Diane E. Brown

Diane E. Brown

While spring has sprung, here in the Valley it is beginning to feel more like summer. And with 100-degree days around the corner, many of us are beginning to think about where we will take refuge from the heat and how high our electric bills will climb.

Fortunately for Salt River Project (SRP) customers, in recent years the company has increased its commitment to energy efficiency — an immediate and proven way to reduce electric bills. Unfortunately for SRP customers, SRP management continues to put forth budgets that fail to provide adequate information, does not suitably protect ratepayers from future price increases, and does not present customers and others with the opportunity for meaningful input.

More specifically, in order to make informed decisions, the SRP Board of Directors and the public should be provided with the following:

1. Integrated resource plan options. Regulated utilities in Arizona, such as Arizona Public Service and Tucson Electric Power, provide a 15-year energy portfolio and estimated cost scenarios for decision makers to determine future resource direction, while also providing an opportunity for public input. SRP management should provide at least the same level of information to its Board and ratepayers for consideration before another fiscal year’s budget is approved.
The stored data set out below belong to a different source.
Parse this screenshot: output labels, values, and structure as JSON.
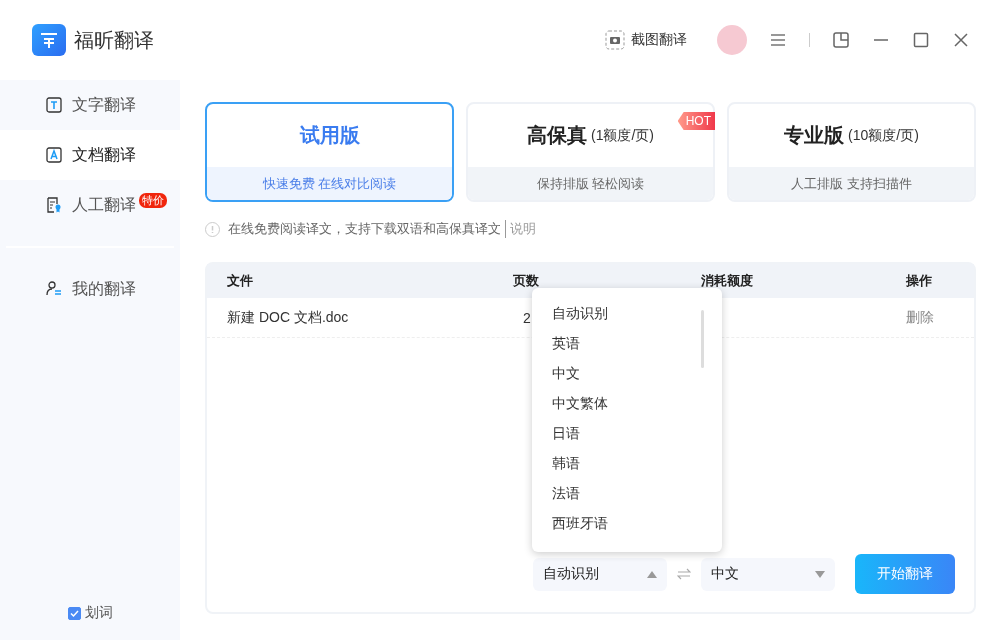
{
  "app": {
    "name": "福昕翻译"
  },
  "toolbar": {
    "screenshot_label": "截图翻译"
  },
  "sidebar": {
    "items": [
      {
        "kind": "text",
        "label": "文字翻译",
        "selected": false
      },
      {
        "kind": "document",
        "label": "文档翻译",
        "selected": true
      },
      {
        "kind": "human",
        "label": "人工翻译",
        "selected": false,
        "badge": "特价"
      },
      {
        "kind": "mine",
        "label": "我的翻译",
        "selected": false
      }
    ],
    "word_select": {
      "label": "划词",
      "checked": true
    }
  },
  "plans": [
    {
      "title": "试用版",
      "subtitle": "快速免费 在线对比阅读",
      "selected": true
    },
    {
      "title": "高保真",
      "price": "(1额度/页)",
      "subtitle": "保持排版 轻松阅读",
      "selected": false,
      "badge": "HOT"
    },
    {
      "title": "专业版",
      "price": "(10额度/页)",
      "subtitle": "人工排版 支持扫描件",
      "selected": false
    }
  ],
  "note": {
    "text": "在线免费阅读译文，支持下载双语和高保真译文",
    "link": "说明"
  },
  "table": {
    "columns": [
      "文件",
      "页数",
      "消耗额度",
      "操作"
    ],
    "rows": [
      {
        "file": "新建 DOC 文档.doc",
        "pages": "2",
        "action": "删除"
      }
    ]
  },
  "language_menu": {
    "items": [
      "自动识别",
      "英语",
      "中文",
      "中文繁体",
      "日语",
      "韩语",
      "法语",
      "西班牙语"
    ]
  },
  "source_language": {
    "value": "自动识别",
    "expanded": true
  },
  "target_language": {
    "value": "中文",
    "expanded": false
  },
  "start_button": "开始翻译"
}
2. Specific energy efficiency and renewable energy trajectories. Energy efficiency is the cheapest, cleanest, and quickest way to meet growing energy needs. While renewable energy also offers tremendous benefits to Arizona’s economy, air quality, and public health; energy efficiency and renewable energy are distinct, price stable resources that should have separate standards, at least as strong as the regulated utilities in our state. SRP management should provide the Board and ratepayers with separate standards and budget trajectories before another fiscal year’s budget is approved.

In addition, the Arizona PIRG Education Fund sees no justification for temporary reduction of the Environmental Programs Cost Adjustment Factor from May to October 2013.
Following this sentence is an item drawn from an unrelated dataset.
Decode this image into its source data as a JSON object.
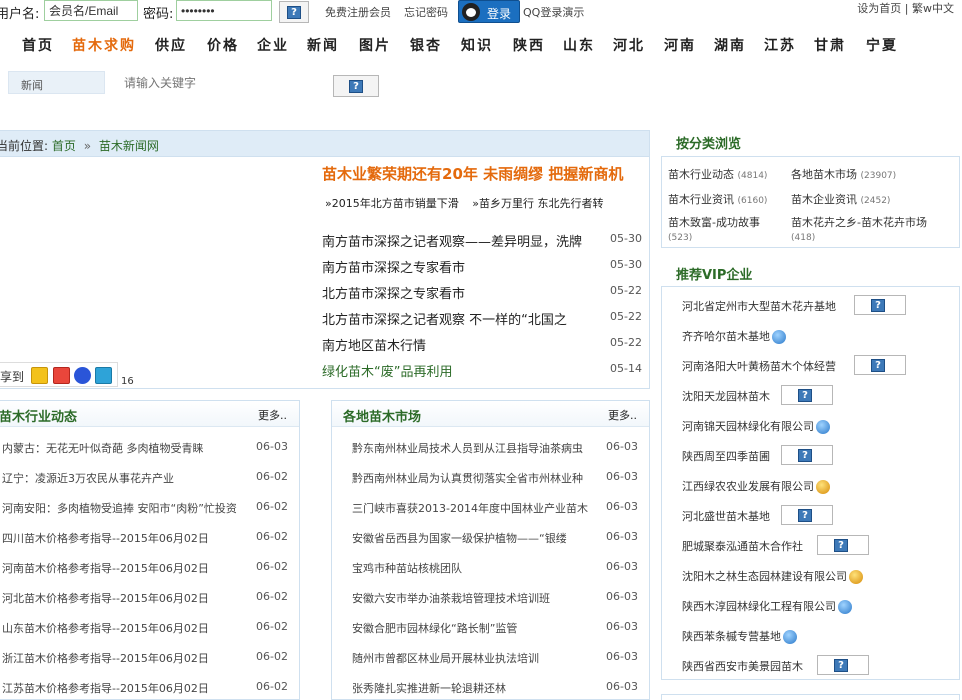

While we are sensitive to high utility bills in the “summer” months, by reducing the amount of available funding for energy efficiency, SRP ratepayers lose a valuable opportunity to reduce monthly electric bills. SRP can maintain funding for cost-effective and popular energy efficiency programs and provide relief to its customers by instead reducing other costs.

3. Information on cost-reduction measures. During the most recent price proposal proceeding, we stated that although we were pleased SRP reduced costs by approximately $1.2 billion in fiscal years 2010-2012, SRP has not presented what steps are being taken to reduce costs in the future.

Ratepayers have questioned SRP’s contributions to the Super Bowl Host Committee and various nonprofits, regardless of how noble the organization. Eliminating marketing and contributions irrelevant to the promotion of energy efficiency and renewable energy programs would be of financial benefit to ratepayers.

As the economy begins to turn more favorable, it will be all the more important to prepare for anticipated energy needs. SRP is woefully behind Arizona’s other major utilities when it comes to instituting resource planning processes and a strong standard for energy efficiency. It is time for SRP to at least catch up.

• Diane E. Brown is executive director of the Arizona PIRG Education Fund, which conducts research and education on issues in the public interest. More information can be found at www.arizonapirg.org.